Time for that rest and relaxation he thought to himself as the taxi drove away in the direction of Camden.

Back in the hotel on the second floor Jaz found a man standing outside his door holding a plate of sandwiches and talking to a member of the waiting staff.

“… gone and my coat and my hat and these were on the table. I want the manager, now!”

Jaz pulled out her badge.

“What’s going on?” She asked.

The man was half way through his story when Jaz connected the theft, the temp worker at reception, the sandwiches, the man’s words as she approached and the flash image of a man in a coat and hat entering the toilet from the lifts just as she left the foyer. She pulled out her phone and called Shadz on fast dial; it rang twice before she leapt to the stairs and tumbled down them into reception.

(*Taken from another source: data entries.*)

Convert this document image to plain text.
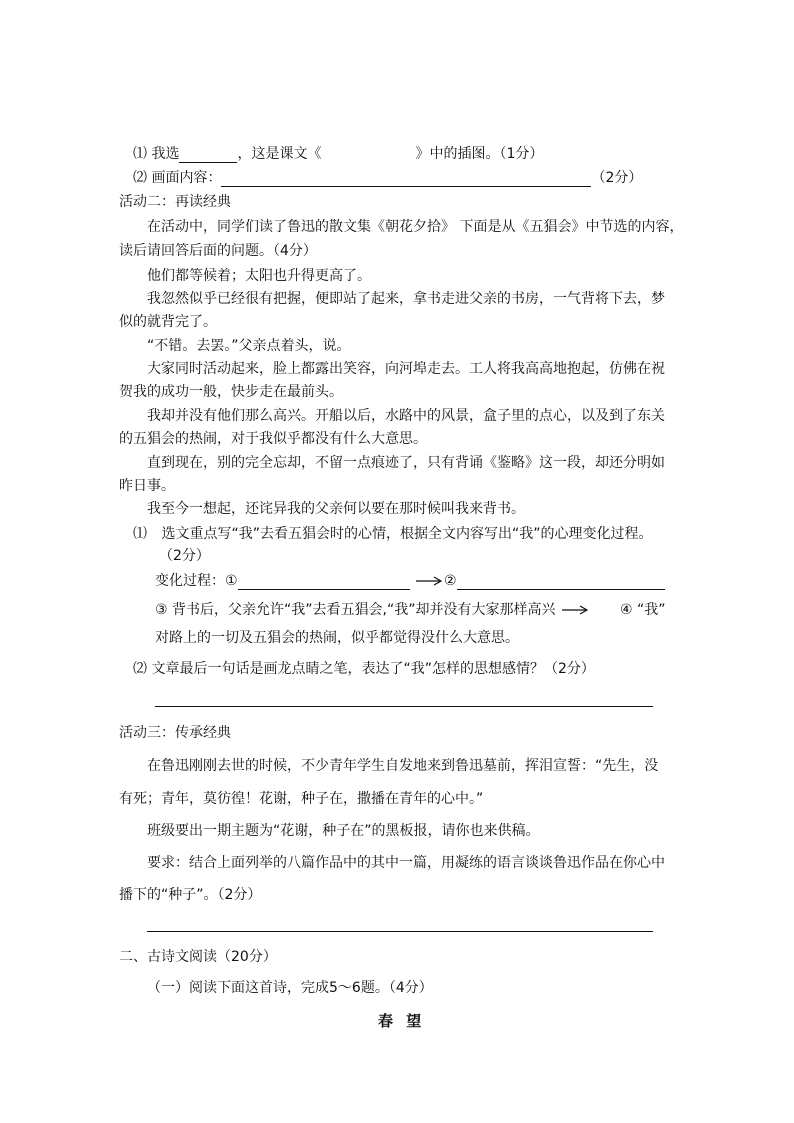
⑴ 我选	，这是课文《	》中的插图。（1分）
⑵ 画面内容：	（2分）
活动二：再读经典
在活动中，同学们读了鲁迅的散文集《朝花夕拾》 下面是从《五猖会》中节选的内容，
读后请回答后面的问题。（4分）
他们都等候着；太阳也升得更高了。
我忽然似乎已经很有把握，便即站了起来，拿书走进父亲的书房，一气背将下去，梦
似的就背完了。
“不错。去罢。”父亲点着头，说。
大家同时活动起来，脸上都露出笑容，向河埠走去。工人将我高高地抱起，仿佛在祝
贺我的成功一般，快步走在最前头。
我却并没有他们那么高兴。开船以后，水路中的风景，盒子里的点心，以及到了东关
的五猖会的热闹，对于我似乎都没有什么大意思。
直到现在，别的完全忘却，不留一点痕迹了，只有背诵《鉴略》这一段，却还分明如
昨日事。
我至今一想起，还诧异我的父亲何以要在那时候叫我来背书。
⑴ 选文重点写“我”去看五猖会时的心情，根据全文内容写出“我”的心理变化过程。
（2分）
变化过程：①	②
③ 背书后，父亲允许“我”去看五猖会,“我”却并没有大家那样高兴	④ “我”
对路上的一切及五猖会的热闹，似乎都觉得没什么大意思。
⑵ 文章最后一句话是画龙点睛之笔，表达了“我”怎样的思想感情？（2分）
活动三：传承经典
在鲁迅刚刚去世的时候，不少青年学生自发地来到鲁迅墓前，挥泪宣誓：“先生，没
有死；青年，莫彷徨！花谢，种子在，撒播在青年的心中。”
班级要出一期主题为“花谢，种子在”的黑板报，请你也来供稿。
要求：结合上面列举的八篇作品中的其中一篇，用凝练的语言谈谈鲁迅作品在你心中
播下的“种子”。（2分）
二、古诗文阅读（20分）
（一）阅读下面这首诗，完成5～6题。（4分）
春 望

She dashed across to the toilet door, drew her Sig, off safety, and entered the toilet. Shadz lay in a pool of blood on the floor. Jaz nearly cried out and pulling herself together and holding his wrist felt a flood of relief feeling the weak, but regular pulse. Once more on the phone she called an ambulance and then the rest of the DIC team. Then she checked Shadz. He was unconscious, damaged, but clearly alive.

She waited with him and called DIC centre. The check on CCTV was stepped up. A trace on the taxi was begun too.